The last Progress spacecraft to depart the ISS was Progress MS-12. It spent 120 days docked to the Pirs docking compartment until November 29, 2019. Like all Progress spacecraft, it reentered the atmosphere and burned up over the Pacific Ocean filled with trash from Expedition 61.
Progress MS-13 is currently docked to the Pirs docking compartment and has been since December 9, 2019. It is scheduled to depart in July this year.
The spacecraft will launch from site 31/6 at the Baikonur Cosmodrome, located in the Republic of Kazakhstan. This launch comes as 2020 has been a busy year so far for the launch complex. So far, there have been two OneWeb launches and the recent Soyuz MS-16 launch.

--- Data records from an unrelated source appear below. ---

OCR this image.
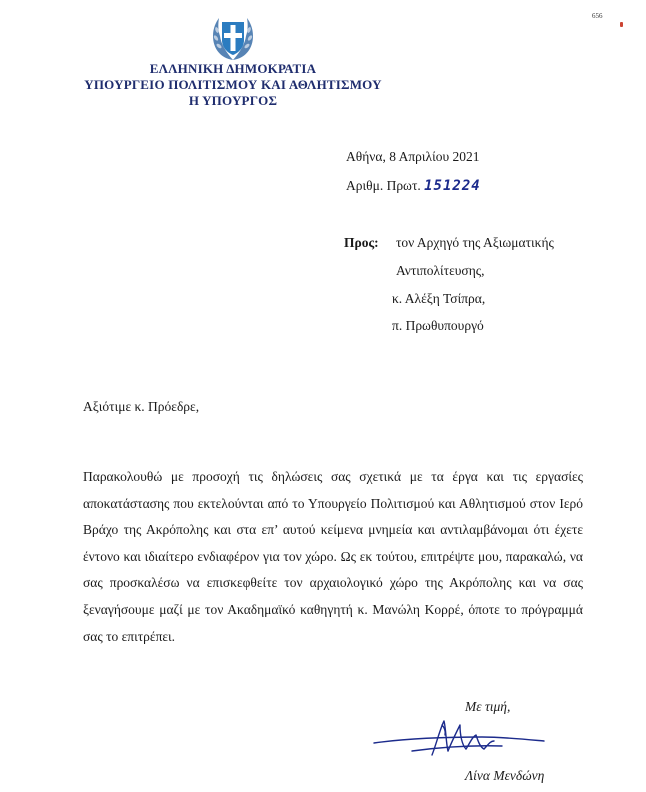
656
ΕΛΛΗΝΙΚΗ ΔΗΜΟΚΡΑΤΙΑ
ΥΠΟΥΡΓΕΙΟ ΠΟΛΙΤΙΣΜΟΥ ΚΑΙ ΑΘΛΗΤΙΣΜΟΥ
Η ΥΠΟΥΡΓΟΣ
Αθήνα, 8 Απριλίου 2021
Αριθμ. Πρωτ. 151224
Προς: τον Αρχηγό της Αξιωματικής
Αντιπολίτευσης,
κ. Αλέξη Τσίπρα,
π. Πρωθυπουργό
Αξιότιμε κ. Πρόεδρε,
Παρακολουθώ με προσοχή τις δηλώσεις σας σχετικά με τα έργα και τις εργασίες αποκατάστασης που εκτελούνται από το Υπουργείο Πολιτισμού και Αθλητισμού στον Ιερό Βράχο της Ακρόπολης και στα επ’ αυτού κείμενα μνημεία και αντιλαμβάνομαι ότι έχετε έντονο και ιδιαίτερο ενδιαφέρον για τον χώρο. Ως εκ τούτου, επιτρέψτε μου, παρακαλώ, να σας προσκαλέσω να επισκεφθείτε τον αρχαιολογικό χώρο της Ακρόπολης και να σας ξεναγήσουμε μαζί με τον Ακαδημαϊκό καθηγητή κ. Μανώλη Κορρέ, όποτε το πρόγραμμά σας το επιτρέπει.
Με τιμή,
Λίνα Μενδώνη
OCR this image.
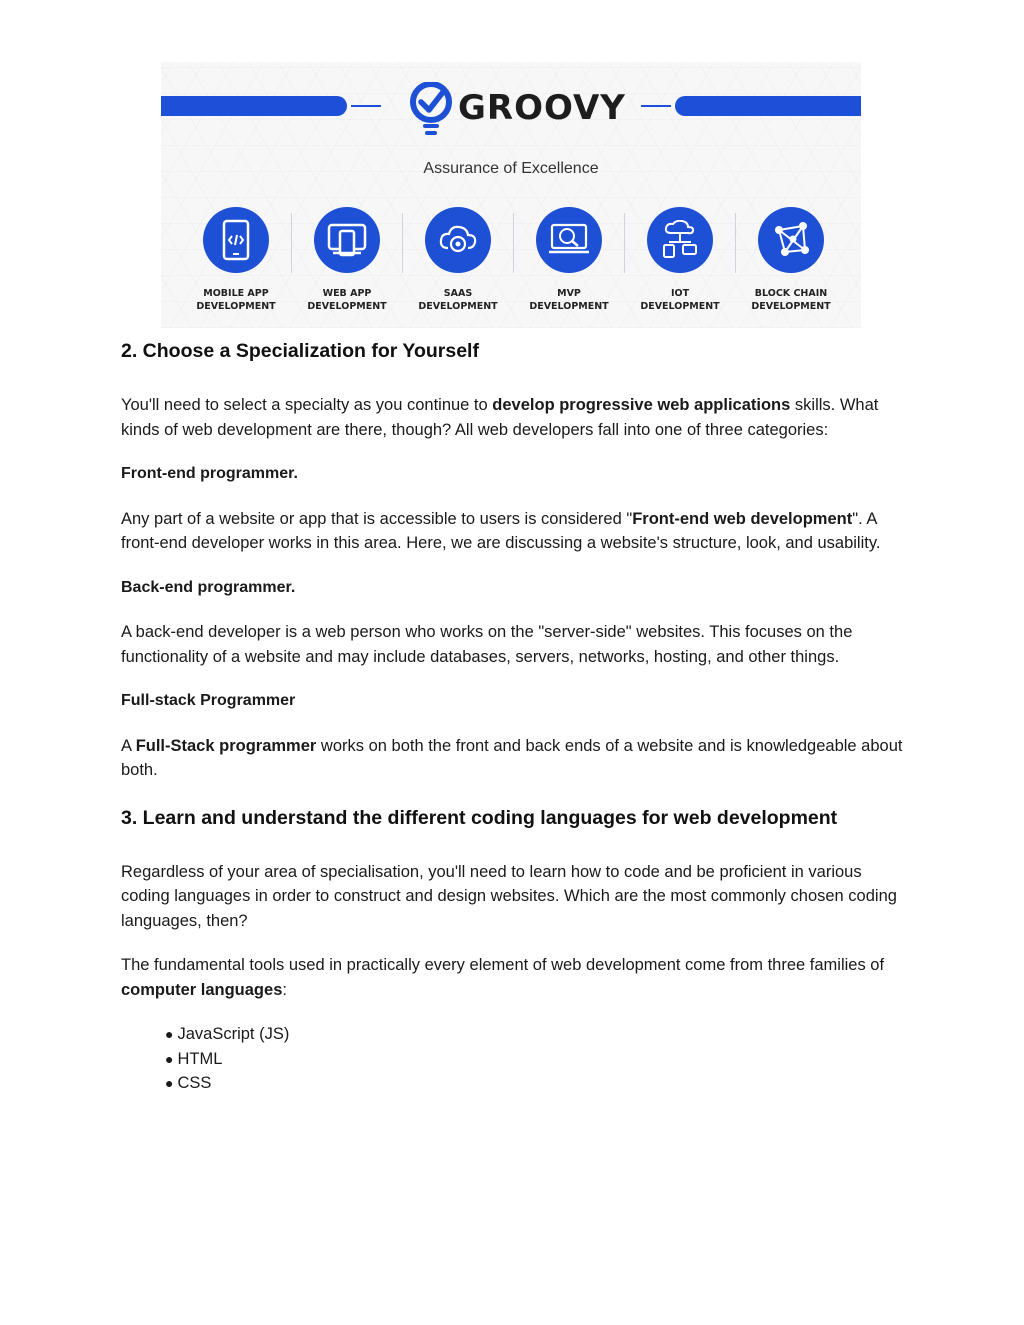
GROOVY
Assurance of Excellence
MOBILE APP
DEVELOPMENT
WEB APP
DEVELOPMENT
SAAS
DEVELOPMENT
MVP
DEVELOPMENT
IOT
DEVELOPMENT
BLOCK CHAIN
DEVELOPMENT
2. Choose a Specialization for Yourself

You'll need to select a specialty as you continue to develop progressive web applications skills. What kinds of web development are there, though? All web developers fall into one of three categories:

Front-end programmer.

Any part of a website or app that is accessible to users is considered "Front-end web development". A front-end developer works in this area. Here, we are discussing a website's structure, look, and usability.

Back-end programmer.

A back-end developer is a web person who works on the "server-side" websites. This focuses on the functionality of a website and may include databases, servers, networks, hosting, and other things.

Full-stack Programmer

A Full-Stack programmer works on both the front and back ends of a website and is knowledgeable about both.

3. Learn and understand the different coding languages for web development

Regardless of your area of specialisation, you'll need to learn how to code and be proficient in various coding languages in order to construct and design websites. Which are the most commonly chosen coding languages, then?

The fundamental tools used in practically every element of web development come from three families of computer languages:

● JavaScript (JS)
● HTML
● CSS
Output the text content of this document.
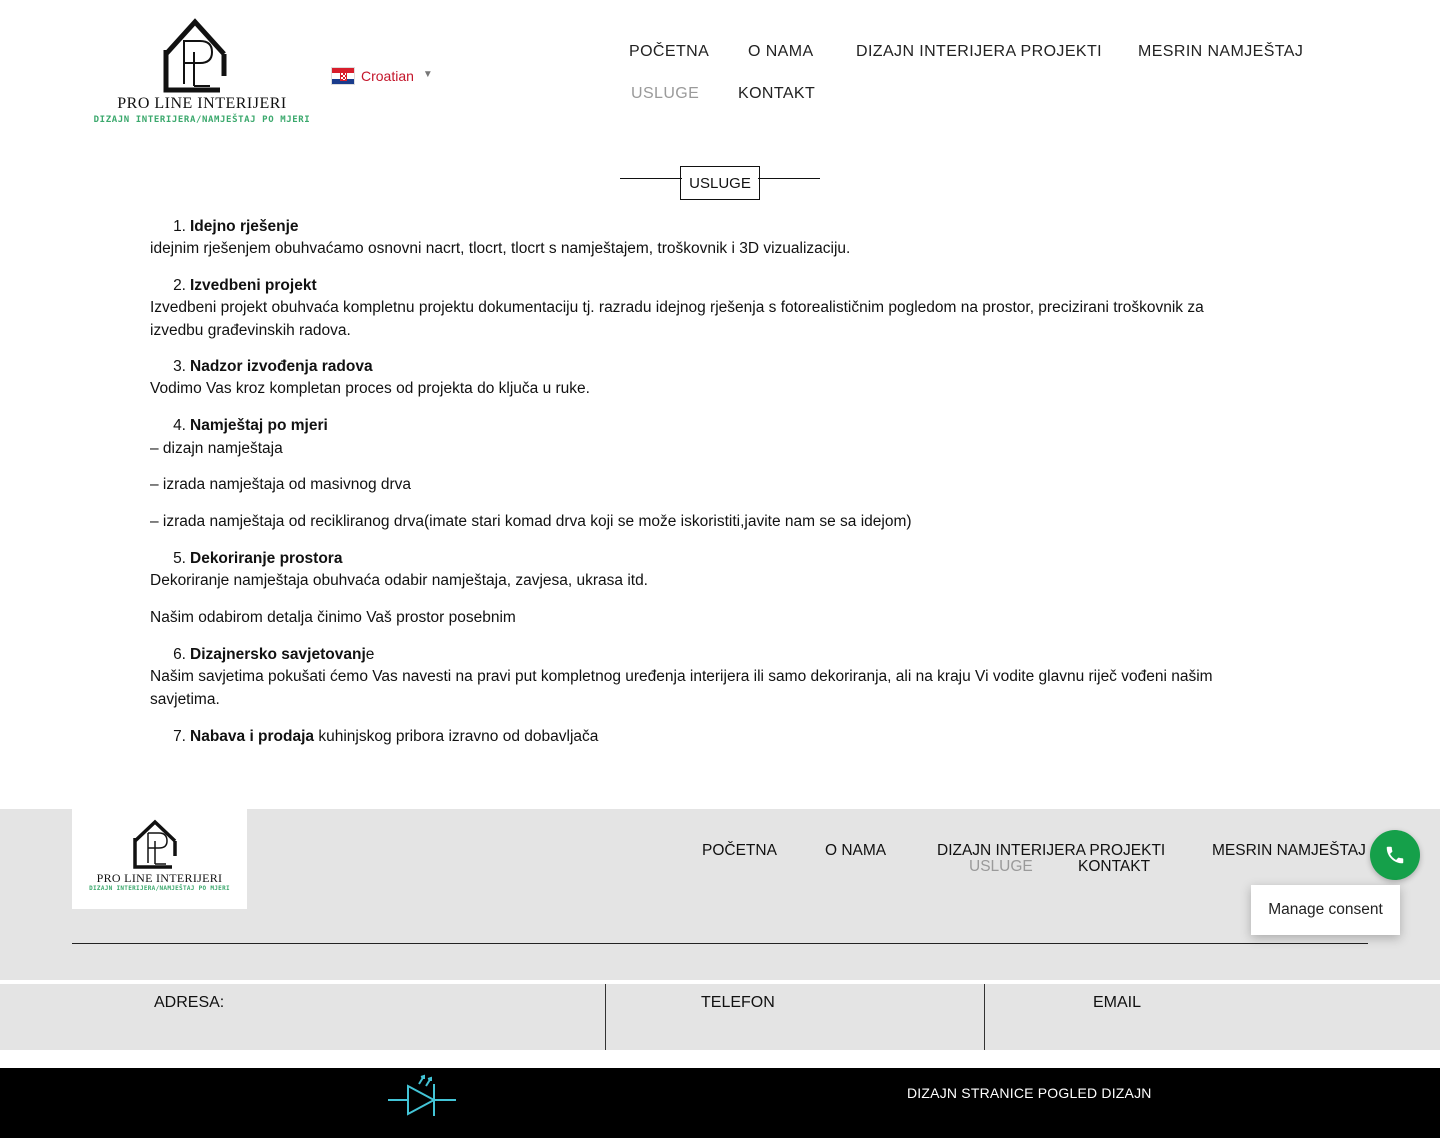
PRO LINE INTERIJERI
DIZAJN INTERIJERA/NAMJEŠTAJ PO MJERI
Croatian ▼
POČETNA O NAMA	DIZAJN INTERIJERA PROJEKTI MESRIN NAMJEŠTAJ
USLUGE KONTAKT
USLUGE
1. Idejno rješenje
idejnim rješenjem obuhvaćamo osnovni nacrt, tlocrt, tlocrt s namještajem, troškovnik i 3D vizualizaciju.
2. Izvedbeni projekt
Izvedbeni projekt obuhvaća kompletnu projektu dokumentaciju tj. razradu idejnog rješenja s fotorealističnim pogledom na prostor, precizirani troškovnik za izvedbu građevinskih radova.
3. Nadzor izvođenja radova
Vodimo Vas kroz kompletan proces od projekta do ključa u ruke.
4. Namještaj po mjeri
– dizajn namještaja
– izrada namještaja od masivnog drva
– izrada namještaja od recikliranog drva(imate stari komad drva koji se može iskoristiti,javite nam se sa idejom)
5. Dekoriranje prostora
Dekoriranje namještaja obuhvaća odabir namještaja, zavjesa, ukrasa itd.
Našim odabirom detalja činimo Vaš prostor posebnim
6. Dizajnersko savjetovanje
Našim savjetima pokušati ćemo Vas navesti na pravi put kompletnog uređenja interijera ili samo dekoriranja, ali na kraju Vi vodite glavnu riječ vođeni našim savjetima.
7. Nabava i prodaja kuhinjskog pribora izravno od dobavljača
PRO LINE INTERIJERI
DIZAJN INTERIJERA/NAMJEŠTAJ PO MJERI
POČETNA	O NAMA	DIZAJN INTERIJERA PROJEKTI	MESRIN NAMJEŠTAJ
USLUGE	KONTAKT
Manage consent
ADRESA:	TELEFON	EMAIL
DIZAJN STRANICE POGLED DIZAJN
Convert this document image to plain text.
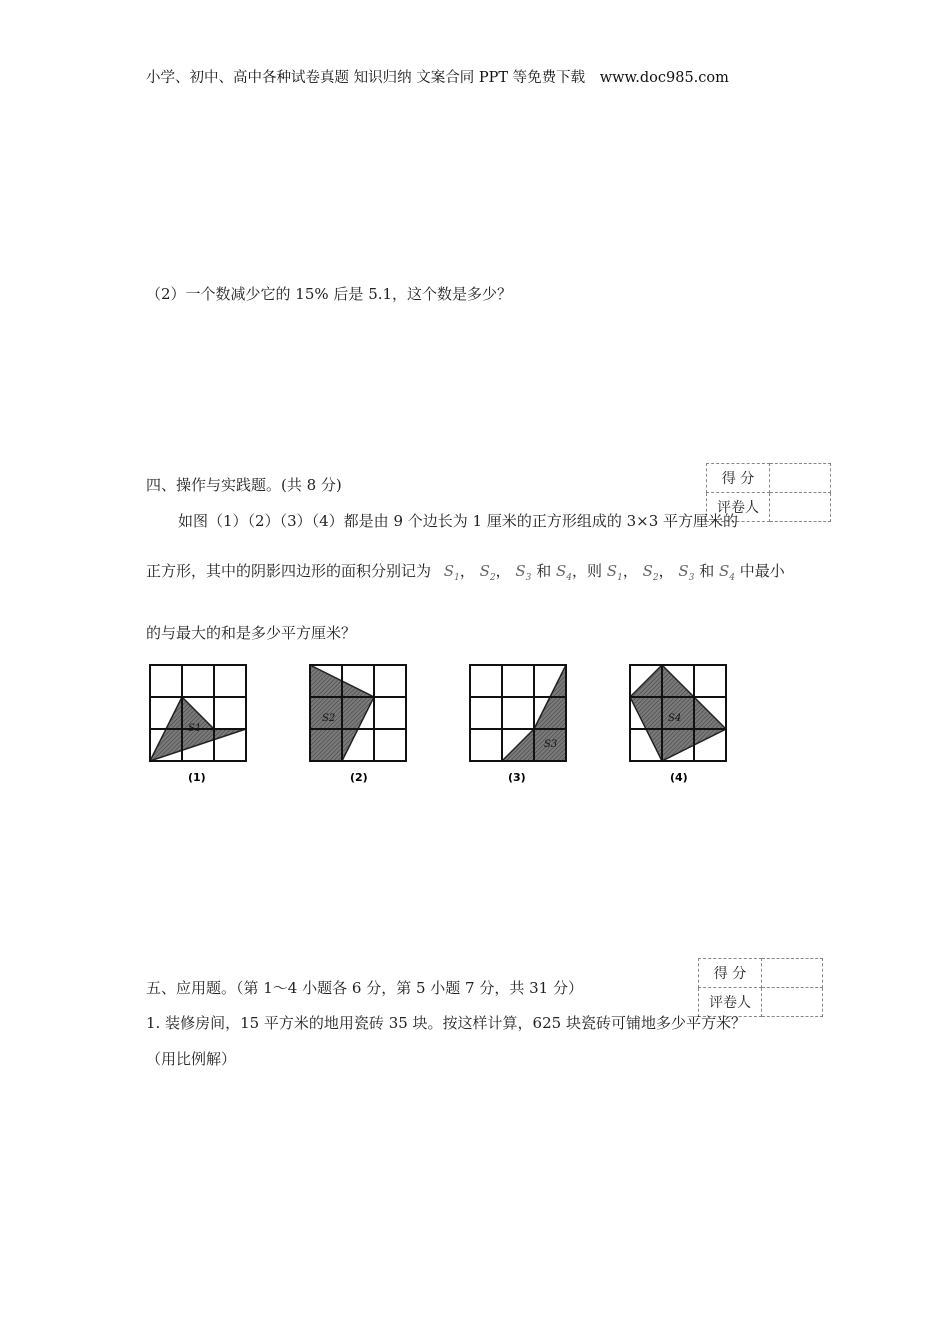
小学、初中、高中各种试卷真题 知识归纳 文案合同 PPT 等免费下载 www.doc985.com
（2）一个数减少它的 15% 后是 5.1，这个数是多少？
四、操作与实践题。(共 8 分)	得 分	
评卷人	
如图（1）（2）（3）（4）都是由 9 个边长为 1 厘米的正方形组成的 3×3 平方厘米的
正方形，其中的阴影四边形的面积分别记为 $S_1$， $S_2$， $S_3$ 和 $S_4$，则 $S_1$， $S_2$， $S_3$ 和 $S_4$ 中最小
的与最大的和是多少平方厘米？
S1
(1)
S2
(2)
S3
(3)
S4
(4)
五、应用题。（第 1～4 小题各 6 分，第 5 小题 7 分，共 31 分）
得 分	
评卷人	
1. 装修房间，15 平方米的地用瓷砖 35 块。按这样计算，625 块瓷砖可铺地多少平方米？
（用比例解）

However, Site 31/6, which has been launching R-7 related rockets since 1961 (59 years) is still going strong.
Roscosmos has been consolidating all Soyuz and Progress launches from Baikonur on Site 31/6 since the decommissioning of Site 1/5 in September 2019 for the future Soyuz-2M conversion.
Progress MS-14 is scheduled to conduct what is called a “fast-track rendezvous” to the ISS, which is only scheduled to take three hours. Previous recent Progress flights have set new records for the time between launch and docking. Roscosmos wants to eventually speed up the time between launch and docking.
The spacecraft will then dock to the aft port of the Zvezda Service Module at 08:13 Moscow time. The aft port of Zvezda is the same port that Soyuz MS-15, (the last crewed Soyuz-FG launch) was docked to for 204 days until the departure of Oleg Skripochka, Jessica Meir, and Andrew Morgan on April 17.
Once docked to the ISS, Progress MS-14 will resupply the Expedition 63 crew which consists of NASA astronaut Chris Cassidy and Roscosmos Cosmonauts Anatoli Ivanishin and Ivan Vagner. Cassidy is currently the ISS Expedition 63 commander.
The next cargo the ISS crew will receive will be from the SpaceX Crew Dragon Demo-2 launch on May 27 with NASA Astronauts Doug Hurley and Bob Behnken.
The launch of the Progress MS-14 resupply spacecraft is currently scheduled for April 25, 2020 at 01:51 UTC.